William_S comments on Claude 3.5 Sonnet

William_S 20 Jun 2024 22:06 UTC
14 points
6
It’s quite possible that anthropic has some internal definition of “not meaningfully advancing the capabilities frontier” that is compatible with this release. But imo they shouldn’t get any credit unless they explain it.
- dogiv 21 Jun 2024 4:03 UTC
  34 points
  11
  Parent
  I explicitly asked Anthropic whether they had a policy of not releasing models significantly beyond the state of the art. They said no, and that they believed Claude 3 was noticeably beyond the state of the art at the time of its release.

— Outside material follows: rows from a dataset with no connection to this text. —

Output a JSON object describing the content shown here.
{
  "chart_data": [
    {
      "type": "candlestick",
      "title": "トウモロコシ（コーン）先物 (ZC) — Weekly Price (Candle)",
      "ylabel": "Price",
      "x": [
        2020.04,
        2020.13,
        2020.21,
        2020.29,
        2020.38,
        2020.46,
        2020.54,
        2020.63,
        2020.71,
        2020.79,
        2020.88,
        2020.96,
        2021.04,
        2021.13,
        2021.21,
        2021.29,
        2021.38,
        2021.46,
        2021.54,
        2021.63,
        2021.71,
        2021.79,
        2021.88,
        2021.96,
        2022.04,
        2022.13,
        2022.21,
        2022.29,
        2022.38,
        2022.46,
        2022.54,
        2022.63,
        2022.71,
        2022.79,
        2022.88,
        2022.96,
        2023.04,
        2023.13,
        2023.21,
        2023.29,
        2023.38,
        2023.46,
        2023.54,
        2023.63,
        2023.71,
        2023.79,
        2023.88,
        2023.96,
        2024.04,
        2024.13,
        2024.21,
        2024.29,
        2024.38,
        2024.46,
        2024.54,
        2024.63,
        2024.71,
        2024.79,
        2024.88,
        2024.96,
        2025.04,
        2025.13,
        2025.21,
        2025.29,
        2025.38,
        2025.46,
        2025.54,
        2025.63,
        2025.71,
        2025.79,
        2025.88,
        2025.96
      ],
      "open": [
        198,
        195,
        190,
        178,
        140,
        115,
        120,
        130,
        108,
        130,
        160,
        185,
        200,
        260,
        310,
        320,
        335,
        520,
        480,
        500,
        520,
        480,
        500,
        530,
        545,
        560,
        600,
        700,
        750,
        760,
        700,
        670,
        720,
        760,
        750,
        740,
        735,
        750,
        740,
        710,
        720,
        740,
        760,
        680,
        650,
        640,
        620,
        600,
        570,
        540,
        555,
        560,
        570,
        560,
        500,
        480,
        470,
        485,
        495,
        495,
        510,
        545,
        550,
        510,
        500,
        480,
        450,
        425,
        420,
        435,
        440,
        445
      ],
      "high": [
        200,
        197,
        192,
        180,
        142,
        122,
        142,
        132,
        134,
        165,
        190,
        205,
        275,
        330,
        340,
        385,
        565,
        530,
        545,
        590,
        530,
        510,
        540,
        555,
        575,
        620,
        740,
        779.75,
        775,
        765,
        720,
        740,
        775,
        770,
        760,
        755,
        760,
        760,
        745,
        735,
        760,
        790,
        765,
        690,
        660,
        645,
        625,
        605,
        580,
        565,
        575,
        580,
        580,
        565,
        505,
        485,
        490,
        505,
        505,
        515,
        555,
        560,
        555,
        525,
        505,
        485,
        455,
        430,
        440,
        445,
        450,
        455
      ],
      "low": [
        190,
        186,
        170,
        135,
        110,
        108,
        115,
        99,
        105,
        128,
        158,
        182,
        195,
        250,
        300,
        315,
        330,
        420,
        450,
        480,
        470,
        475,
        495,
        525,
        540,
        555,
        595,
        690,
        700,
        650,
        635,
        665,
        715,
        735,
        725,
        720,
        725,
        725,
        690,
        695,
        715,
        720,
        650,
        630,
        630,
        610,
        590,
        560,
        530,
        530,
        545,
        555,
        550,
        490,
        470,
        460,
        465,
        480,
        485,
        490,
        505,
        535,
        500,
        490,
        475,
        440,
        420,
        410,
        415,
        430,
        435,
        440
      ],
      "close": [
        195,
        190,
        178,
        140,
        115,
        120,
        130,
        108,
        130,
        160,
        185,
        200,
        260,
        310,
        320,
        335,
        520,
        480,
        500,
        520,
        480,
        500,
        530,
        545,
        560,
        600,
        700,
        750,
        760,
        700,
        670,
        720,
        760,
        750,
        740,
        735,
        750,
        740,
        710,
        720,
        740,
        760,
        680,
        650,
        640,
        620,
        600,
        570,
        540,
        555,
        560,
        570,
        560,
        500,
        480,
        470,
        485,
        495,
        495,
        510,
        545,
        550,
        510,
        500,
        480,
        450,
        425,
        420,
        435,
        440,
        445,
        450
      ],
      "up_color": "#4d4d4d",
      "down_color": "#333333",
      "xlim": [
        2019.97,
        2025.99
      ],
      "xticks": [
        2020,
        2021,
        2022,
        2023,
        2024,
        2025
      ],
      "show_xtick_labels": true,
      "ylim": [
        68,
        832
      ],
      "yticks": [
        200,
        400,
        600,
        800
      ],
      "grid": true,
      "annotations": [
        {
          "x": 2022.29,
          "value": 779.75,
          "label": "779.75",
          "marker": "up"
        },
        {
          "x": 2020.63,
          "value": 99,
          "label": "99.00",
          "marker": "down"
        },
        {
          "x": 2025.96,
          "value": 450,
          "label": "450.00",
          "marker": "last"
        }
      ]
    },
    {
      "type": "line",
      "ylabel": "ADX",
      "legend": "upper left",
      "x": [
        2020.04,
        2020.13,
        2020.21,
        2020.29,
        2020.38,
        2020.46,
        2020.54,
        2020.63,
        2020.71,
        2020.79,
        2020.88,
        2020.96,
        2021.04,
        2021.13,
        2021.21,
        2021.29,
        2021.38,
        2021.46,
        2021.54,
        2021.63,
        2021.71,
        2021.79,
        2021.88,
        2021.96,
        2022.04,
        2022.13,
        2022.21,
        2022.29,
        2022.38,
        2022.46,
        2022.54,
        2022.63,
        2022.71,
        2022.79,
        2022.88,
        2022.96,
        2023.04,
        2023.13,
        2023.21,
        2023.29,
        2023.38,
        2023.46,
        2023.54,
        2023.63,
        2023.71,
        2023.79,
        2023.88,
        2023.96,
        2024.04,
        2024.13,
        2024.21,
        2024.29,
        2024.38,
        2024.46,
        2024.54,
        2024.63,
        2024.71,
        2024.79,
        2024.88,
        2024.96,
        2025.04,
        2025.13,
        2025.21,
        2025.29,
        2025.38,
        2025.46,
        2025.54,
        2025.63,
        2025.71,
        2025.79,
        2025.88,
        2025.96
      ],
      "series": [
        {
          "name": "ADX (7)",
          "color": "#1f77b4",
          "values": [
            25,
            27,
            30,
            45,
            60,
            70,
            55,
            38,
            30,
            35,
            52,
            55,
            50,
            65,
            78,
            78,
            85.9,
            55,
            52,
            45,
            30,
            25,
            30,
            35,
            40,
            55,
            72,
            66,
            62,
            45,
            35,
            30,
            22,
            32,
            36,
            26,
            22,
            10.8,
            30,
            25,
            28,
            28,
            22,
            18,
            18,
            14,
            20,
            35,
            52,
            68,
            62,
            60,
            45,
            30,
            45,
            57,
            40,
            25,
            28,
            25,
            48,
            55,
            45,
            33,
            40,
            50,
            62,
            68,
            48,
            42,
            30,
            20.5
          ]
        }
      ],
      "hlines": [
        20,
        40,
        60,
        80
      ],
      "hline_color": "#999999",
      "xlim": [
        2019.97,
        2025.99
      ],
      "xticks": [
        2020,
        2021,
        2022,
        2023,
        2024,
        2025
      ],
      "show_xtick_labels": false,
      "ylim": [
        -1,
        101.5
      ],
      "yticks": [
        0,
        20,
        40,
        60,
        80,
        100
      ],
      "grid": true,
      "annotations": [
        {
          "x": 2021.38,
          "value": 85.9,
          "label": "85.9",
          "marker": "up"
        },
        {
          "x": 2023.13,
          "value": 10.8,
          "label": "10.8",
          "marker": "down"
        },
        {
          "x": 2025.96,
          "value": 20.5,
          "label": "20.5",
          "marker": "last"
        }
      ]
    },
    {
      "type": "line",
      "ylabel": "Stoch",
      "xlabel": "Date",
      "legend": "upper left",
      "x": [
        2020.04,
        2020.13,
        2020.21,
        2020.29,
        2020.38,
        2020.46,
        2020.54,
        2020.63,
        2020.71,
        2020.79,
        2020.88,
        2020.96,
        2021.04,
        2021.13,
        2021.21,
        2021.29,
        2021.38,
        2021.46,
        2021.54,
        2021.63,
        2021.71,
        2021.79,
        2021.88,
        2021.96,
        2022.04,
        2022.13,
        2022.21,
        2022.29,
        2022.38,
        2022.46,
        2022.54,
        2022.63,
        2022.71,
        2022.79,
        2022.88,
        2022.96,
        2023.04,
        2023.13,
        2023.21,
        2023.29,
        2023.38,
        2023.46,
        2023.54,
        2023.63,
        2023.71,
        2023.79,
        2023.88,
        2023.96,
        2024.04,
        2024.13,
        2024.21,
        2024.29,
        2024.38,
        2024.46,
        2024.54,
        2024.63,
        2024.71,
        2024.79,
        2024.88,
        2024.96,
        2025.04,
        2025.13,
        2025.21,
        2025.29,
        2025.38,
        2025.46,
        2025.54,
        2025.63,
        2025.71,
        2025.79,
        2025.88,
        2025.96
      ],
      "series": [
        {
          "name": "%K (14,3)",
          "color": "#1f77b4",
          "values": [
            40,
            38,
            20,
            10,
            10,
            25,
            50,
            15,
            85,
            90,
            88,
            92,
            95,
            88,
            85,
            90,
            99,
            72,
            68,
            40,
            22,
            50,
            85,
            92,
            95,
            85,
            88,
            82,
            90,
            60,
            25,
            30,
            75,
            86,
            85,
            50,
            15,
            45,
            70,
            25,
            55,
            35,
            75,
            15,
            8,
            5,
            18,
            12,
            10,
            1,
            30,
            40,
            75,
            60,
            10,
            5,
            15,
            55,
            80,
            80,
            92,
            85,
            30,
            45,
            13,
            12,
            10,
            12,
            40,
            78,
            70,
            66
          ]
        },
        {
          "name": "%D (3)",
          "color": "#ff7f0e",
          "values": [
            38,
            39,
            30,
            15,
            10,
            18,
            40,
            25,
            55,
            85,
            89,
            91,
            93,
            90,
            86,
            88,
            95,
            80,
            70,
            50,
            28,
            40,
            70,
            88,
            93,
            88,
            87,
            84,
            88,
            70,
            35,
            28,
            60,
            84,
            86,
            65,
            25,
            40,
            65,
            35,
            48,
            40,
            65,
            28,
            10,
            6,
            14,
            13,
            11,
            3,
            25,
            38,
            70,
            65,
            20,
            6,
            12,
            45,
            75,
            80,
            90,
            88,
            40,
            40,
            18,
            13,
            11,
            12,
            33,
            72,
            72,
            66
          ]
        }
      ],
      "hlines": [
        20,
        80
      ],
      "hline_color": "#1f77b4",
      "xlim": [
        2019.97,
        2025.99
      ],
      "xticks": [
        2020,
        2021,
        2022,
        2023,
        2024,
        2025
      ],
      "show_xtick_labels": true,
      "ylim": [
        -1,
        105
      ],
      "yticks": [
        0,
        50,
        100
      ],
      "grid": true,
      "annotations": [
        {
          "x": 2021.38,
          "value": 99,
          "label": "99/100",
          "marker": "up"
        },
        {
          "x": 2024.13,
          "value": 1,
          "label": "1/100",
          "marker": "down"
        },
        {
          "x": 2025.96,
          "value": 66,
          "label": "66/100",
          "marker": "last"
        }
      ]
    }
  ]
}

  - dogiv 21 Jun 2024 20:12 UTC
    7 points
    0
    Parent
    And to elaborate a little bit (based on my own understanding, not what they told me) their RSP sort of says the opposite. To avoid a “race to the bottom” they base the decision to deploy a model on what harm it can cause, regardless of what models other companies have released. So if someone else releases a model with potentially dangerous capabilities, Anthropic can’t/won’t use that as cover to release something similar that they wouldn’t have released otherwise. I’m not certain whether this is the best approach, but I do think it’s coherent.
    - Zach Stein-Perlman 21 Jun 2024 20:21 UTC
      9 points
      0
      Parent
      Yep:
      Note that ASLs are defined by risk relative to baseline, excluding other advanced AI systems. This means that a model that initially merits ASL-3 containment and deployment measures for national security reasons might later be reduced to ASL-2 if defenses against national security risks (such as biological or cyber defenses) advance, or if dangerous information becomes more widely available. However, to avoid a “race to the bottom”, the latter should not include the effects of other companies’ language models; just because other language models pose a catastrophic risk does not mean it is acceptable for ours to.
      Source
- Archimedes 21 Jun 2024 3:47 UTC
  3 points
  0
  Parent
  I can definitely imagine them plausibly believing they’re sticking to that commitment, especially with a sprinkle of motivated reasoning. It’s “only” incremental nudging the publicly available SOTA rather than bigger steps like GPT2 --> GPT3 --> GPT4.